生成性的校园设计方法
The on-campus learning and living environment is constantly evolving to improve the higher education experience for students. Design strategies are used to encourage learning, increase student retention and graduation rates, and ensure the quality of learning experiences. 横跨AG平台 学习+实践, 我们利用数据驱动设计, a highly collaborative process that generates successful outcomes and useful insights on the innovative possibilities of technology-enhanced campus design.
The most valuable aspect of data-driven design is the unlimited number of experimental designs that are made possible through customizable algorithms and generative modelling. This is valuable because the algorithms can consider several inputs within a given model to accommodate a project’s specifications, and the algorithms and inputs work together to find multiple configurations within the design process. 更多的使用, the technology can become smarter and more efficient, expanding the amount of research and complexity of the inputs that the model can process at one time.

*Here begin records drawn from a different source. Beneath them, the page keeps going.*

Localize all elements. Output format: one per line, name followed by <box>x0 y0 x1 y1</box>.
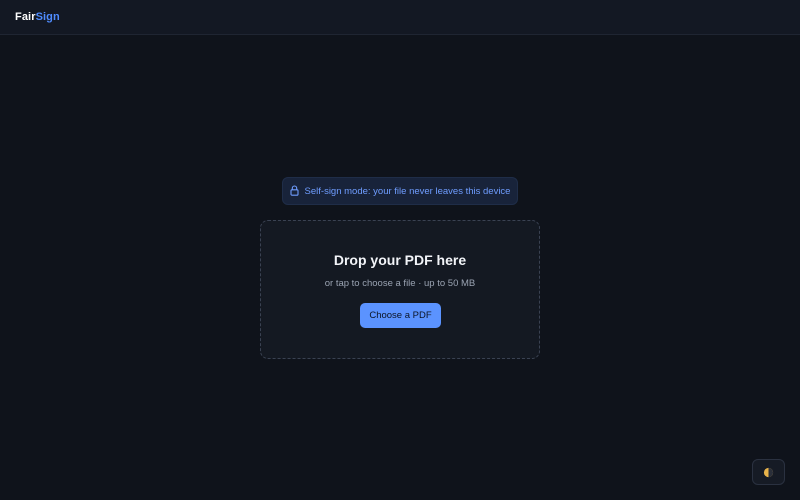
drop-zone-subtitle: or tap to choose a file · up to 50 MB <box>324 278 476 289</box>
lock-icon <box>289 184 299 196</box>
self-sign-notice: Self-sign mode: your file never leaves t… <box>282 177 518 205</box>
half-moon-icon <box>763 467 774 478</box>
brand-logo-fair: Fair <box>15 11 36 23</box>
self-sign-notice-text: Self-sign mode: your file never leaves t… <box>304 185 511 197</box>
app-root: Fair Sign Self-sign mode: your file never… <box>0 0 800 500</box>
pdf-drop-zone[interactable]: Drop your PDF here or tap to choose a fi… <box>260 220 540 359</box>
top-bar: Fair Sign <box>0 0 800 35</box>
brand-logo-sign: Sign <box>35 11 60 23</box>
drop-zone-title: Drop your PDF here <box>333 252 467 268</box>
theme-toggle-button[interactable] <box>752 459 785 485</box>
choose-pdf-button[interactable]: Choose a PDF <box>360 303 441 328</box>
brand-logo[interactable]: Fair Sign <box>15 11 60 23</box>
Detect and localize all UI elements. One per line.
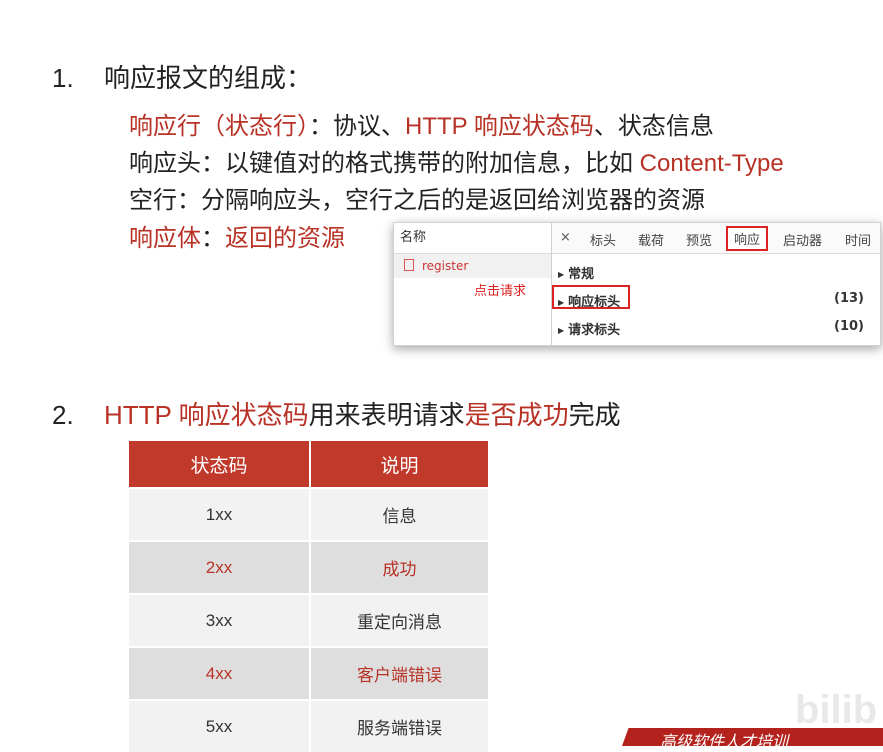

This innovation does not come without its limitations. Human sentiment is still necessary in the design process because data-driven design cannot yet compute at a level that satisfies human opinion and subjectivity. This limitation can also be considered a strength, as the design process is in在这里ntly collaborative and multivalent. 数据驱动的设计, 加上深思熟虑的人类洞察力, 因此提高了设计过程, 把它带到新的高度.
A version of this insight appeared on page 56 of the 高等教育PPP报告2021. It expands on how IBI Group is employing data-driven design principles to deliver sustainable, future-forward campuses across North America.
点击 在这里 to view a recording of the Data-Driven Decision Making in the Design Process panel at the P3 Bulletin Higher Education Hub.